Greeted with cautious optimism
Ross McMillan, owner and mortgage advisor of Blue Fish Mortgage Solutions, said that it had been almost 15 years since the last 100 per cent LTV mortgages were available and their return should be “welcomed and greeted with a sense of cautious optimism as a clear sign of confidence and stability in the banking system and the robustness of the UK property market as a whole”.
“While previous instances of such lending were associated with reckless practices, a more sensible and holistic approach is now regulated for and expected. Of course, we can’t forget the lessons of the past. Smart lending and careful assessment are key to making this work,” he added.
Justin Moy, managing director at EHF Mortgages, said that the move suggest the potential for property prices falling any further in the long term is “relatively small” and the five-year fixed rate term would “smooth out any immediate issues with the longer-term gains typically delivered by property”.
He said that this would be quite a “niche product” and there was other 100 per cent LTV schemes in the market but this gave “some greatly needed confidence to the housing market and is another opportunity to help people get on the property ladder”.
More lenders may follow suit
Craig Fish, director at Lodestone Mortgages and Protection, said that the rate of the product was “decent”, and it would help those who “need it most”, namely those who cannot save a deposit due to high rents.
“I suspect we now may start to see a few more lenders offering similar products, which will be a great stimulus for the lower rungs of the property ladder. Not sure of the effect that this will have on the rental market but suspect that we may see a few more landlords exit the market.
“What the uptake of the product will be like remains to be seen, and I suspect if it proves to be too popular, we may well quickly see the product withdrawn, or tailored to limit exposure,” he noted.
Amit Patel, adviser at Trinity Finance, agreed that this would help Generation Rent get on the ladder, and this would help bridge the gap between renting and buying a home.
“I expect demand for this product will be high and other lenders will be watching this space very closely and may launch a similar offering in the days and weeks ahead,” he said.
Spectre of negative equity still a concern
Graham Cox, founder at Self-EmployedMortgageHub.com, said that he was “amazed” that the Prudential Regulation Authority had given the given the mutual the go-ahead for the product launch.
“It’s like we’ve learnt nothing from the global financial crisis in 2008. I understand the logic of trying to help those who are rent-trapped, and unable to save for a deposit, but to me, it’s addressing the symptom rather than the cause, which is that house prices are too high.
“The grave danger is borrowers will overextend themselves. The slightest fall in house prices, and I believe they’ll fall significantly over the next 12-18 months, will leave homeowners in negative equity, with the property worth less than the mortgage balance. Not a great place to be if your income drops and you need to sell,” he added.

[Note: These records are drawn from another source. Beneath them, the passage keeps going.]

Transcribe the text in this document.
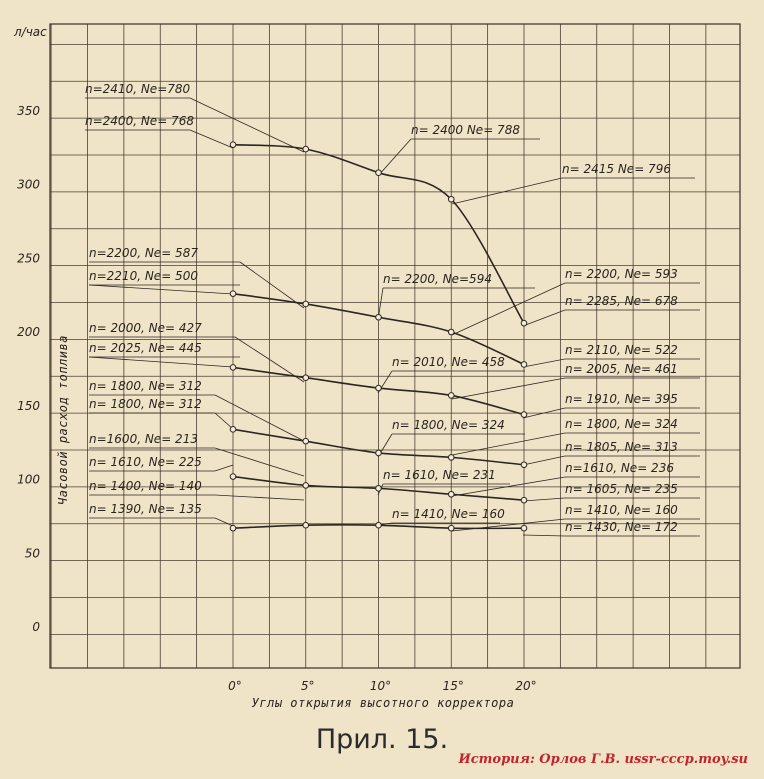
0
50
100
150
200
250
300
350
л/час
Часовой расход топлива
0°	5°	10°	15°	20°
Углы открытия высотного корректора
n=2410, Nе=780
n=2400, Nе= 768
n= 2400 Nе= 788
n= 2415 Nе= 796
n=2200, Nе= 587
n=2210, Nе= 500	n= 2200, Nе=594	n= 2200, Nе= 593
n= 2285, Nе= 678
n= 2000, Nе= 427
n= 2025, Nе= 445
n= 2010, Nе= 458
n= 2110, Nе= 522
n= 2005, Nе= 461
n= 1800, Nе= 312
n= 1800, Nе= 312	n= 1910, Nе= 395
n= 1800, Nе= 324	n= 1800, Nе= 324
n=1600, Nе= 213
n= 1610, Nе= 225
n= 1610, Nе= 231
n= 1805, Nе= 313
n=1610, Nе= 236
n= 1400, Nе= 140
n= 1390, Nе= 135	n= 1410, Nе= 160
n= 1605, Nе= 235
n= 1410, Nе= 160
n= 1430, Nе= 172
Прил. 15.
История: Орлов Г.В. ussr-cccp.moy.su
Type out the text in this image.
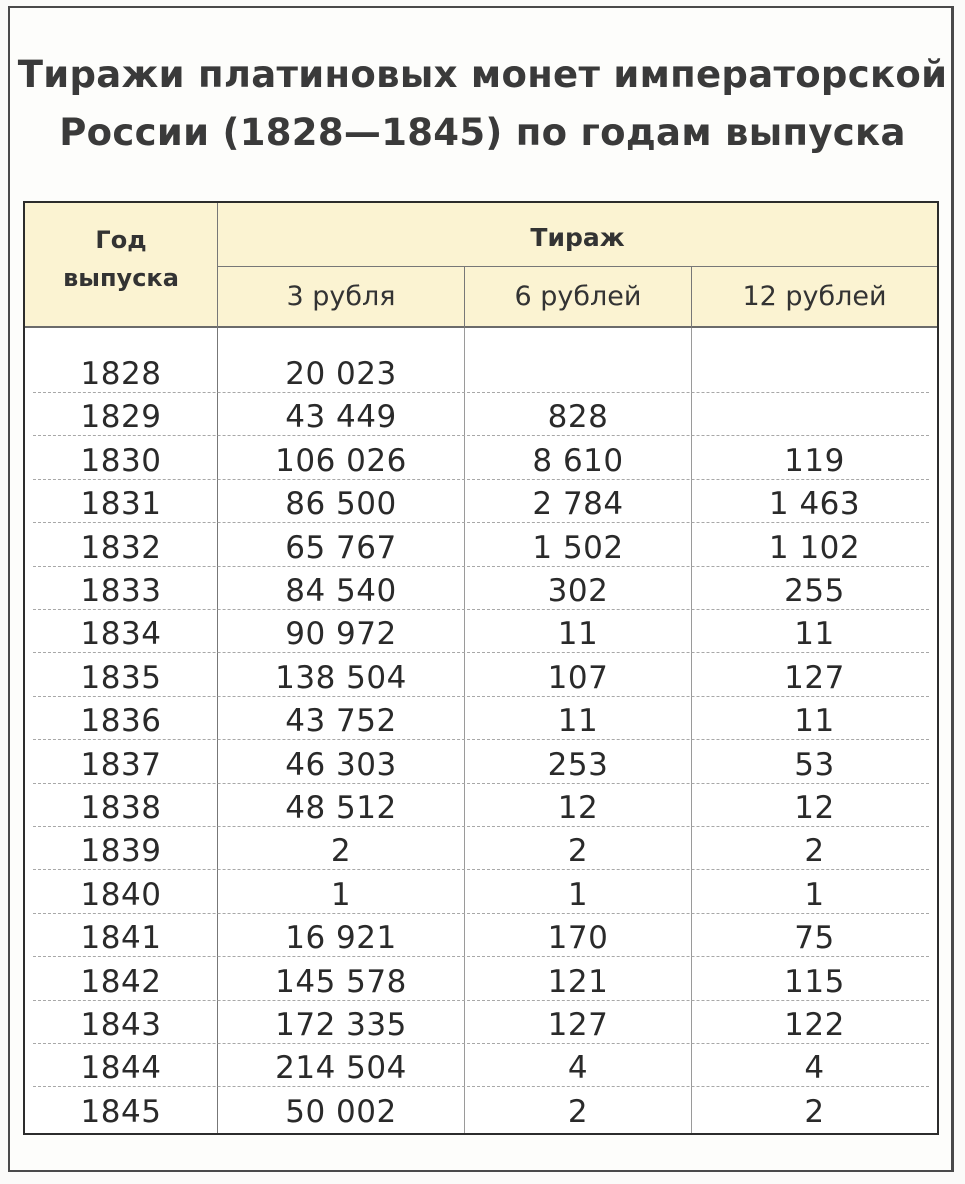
Тиражи платиновых монет императорской
России (1828—1845) по годам выпуска
Год
выпуска
Тираж
3 рубля	6 рублей	12 рублей
1828	20 023
1829	43 449	828
1830	106 026	8 610	119
1831	86 500	2 784	1 463
1832	65 767	1 502	1 102
1833	84 540	302	255
1834	90 972	11	11
1835	138 504	107	127
1836	43 752	11	11
1837	46 303	253	53
1838	48 512	12	12
1839	2	2	2
1840	1	1	1
1841	16 921	170	75
1842	145 578	121	115
1843	172 335	127	122
1844	214 504	4	4
1845	50 002	2	2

Hollingworth said there would always be concerns with no-deposit product could risk negative equity but the longer-term nature of the product could mitigate that and “if it can help some accelerate the move from renting to home ownership it could be a significant new product”.
Belton said that the industry was “acutely aware” of potential risks but affordability checks were “more robust now” than they were pre-financial crisis.
Ross Lacey, director and chartered financial planner at Fairview Financial Management, added that for lenders who do offer such products then it was key to offer product options that “borrowers can fall back onto at remortgage time”.
He said: “This can provide a safety net to help borrowers avoid being forced to move onto the standard variable rate if they are remortgaging at a time that coincides with being in negative equity.”